If you’ve ever had parents or been a parent, had a child or been a child, been married or dated or had friends— you learn one thing mighty quick: people are complicated.
One minute I’m overcome with love for my family and the next I see an empty roll of toilet paper still on the roller, and I’m…well…let’s just say I’m feeling…other strong emotions.
When my pin has been pulled and all I want to do is react, it’s harder to remember all those warm, cozy, loving emotions.
Yup, people are complicated.
One of my friends from high school holds views that don’t always align with mine when it comes to any number of social, religious, or political issues. On more than one occasion I’ve wondered “why am I even friends with this person?”
Then I’ll run into her — She of the Different Views — and she’ll tell me about her latest animal escapade.
See, she’s also the person who, in the many years I’ve known her, has rescued many old dogs and given them new forever homes…at her house. She makes sure they can live out their lives with fluffy beds and lots of love.
She’s also the person who keeps milk replacer for kittens in stock at her house because “you just never know when you’ll need to feed a kitten.”
She’s the person who farms with her husband, tending the soil, determined to leave their corner of the earth better off than it was they arrived there.
So when she says things and I think “That’s totally loopy!” I remind myself that she’s SO MUCH MORE than this or that hairbrained idea.
Because people are complicated.
I’m a life coach, but really that’s a fancy way of saying “I’m a teacher.” At the beginning of my professional life, I spent a number of years teaching in the English department of a private, liberal arts college. Because I taught freshman literature and composition, I was inevitably in the position of giving some of my students the first B, C, D, or F they’d ever seen in their lives.
So while I always received very positive class evaluations, I also know that for some of my students, I was firmly cast in the role of villain that part of their life’s story.
And, always, always remember, that — like me — you, too, are the villain in someone’s life story.
Because people are complicated.
Today we live in a highly contentious world — turn on the television or pop onto social media and it’s easy to see.
Here in the state capitol of Missouri during the legislative session that just recently ended, I watched relationships become strained between friends who are on opposite sides of debates regarding abortion, right-to-work, and farming issues that were under discussion during the session.
Sometimes it’s hard to believe the best about one another when they see an important issue from such different perspectives. People struggle to maintain connections with friends who believe such different things.
But in the aftermath of the tornado that tore through Jefferson City last month, a different story has emerged. Instead of focusing on ways people are separated by their beliefs, this story is about people coming together in pursuit of a common goal, of people who stepped up to help one another in ways that have been inspiring.
So many people comment about how proud they are of the way this community has come together to help one another…and no one quizzed people in need about their stance on right-to-work before they all got to work cleaning up the mess the storm left behind.

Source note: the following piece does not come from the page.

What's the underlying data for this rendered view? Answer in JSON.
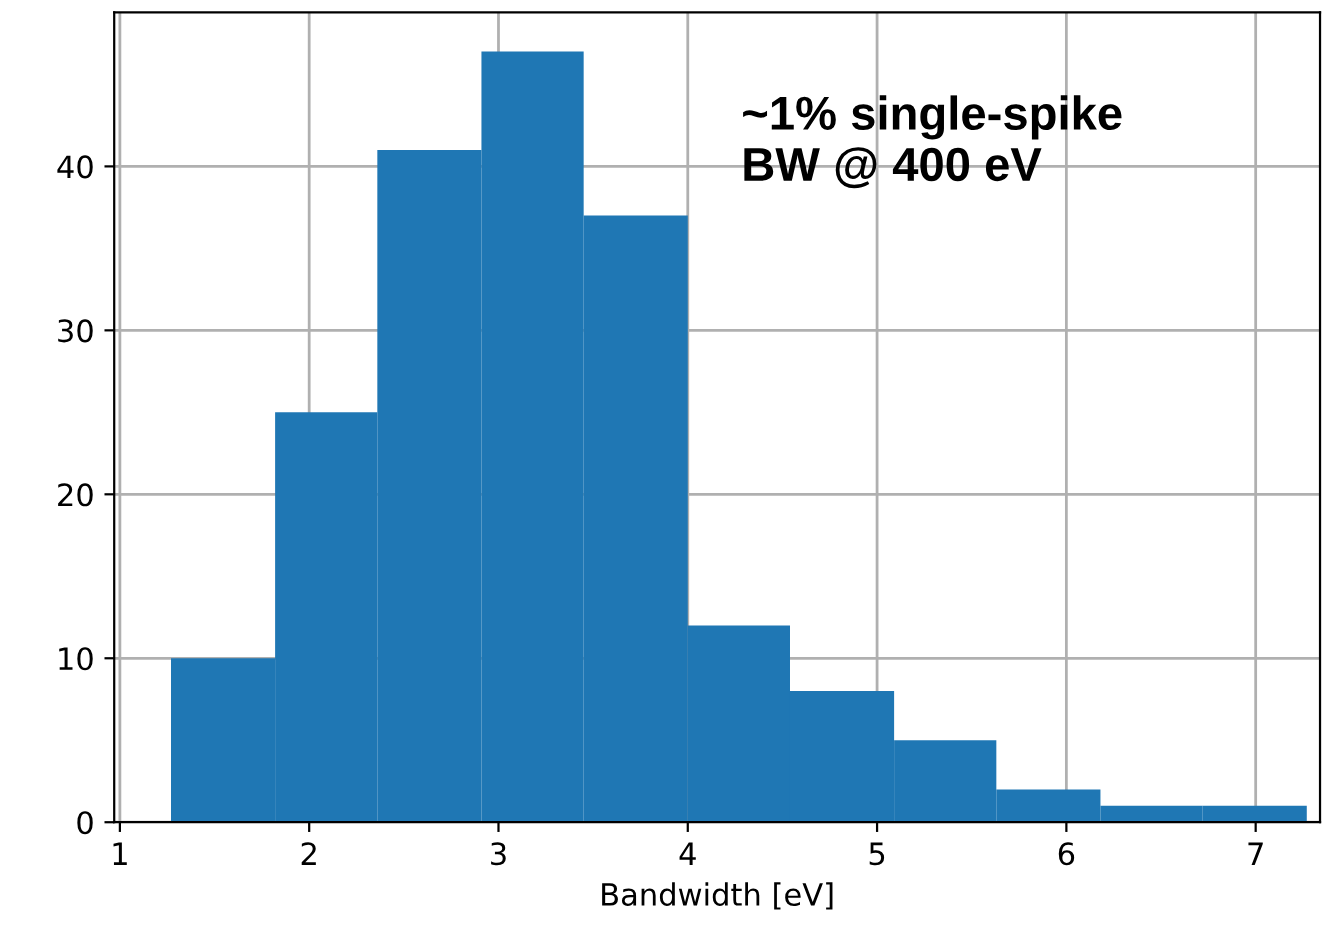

My big take-away from this storm: people are complicated…but at the same time, we’re really simple.
Just because we disagree on some things doesn’t mean we disagree on everything. In fact we probably agree on a lot of very big things. So let’s start there building bridges…common ground can make for a good foundation.
Don’t wait for a tornado or flood to hit your town — build some bridges where and when you can, then when the road gets tough and the waters of disagreement rise, there’s a route back to one another.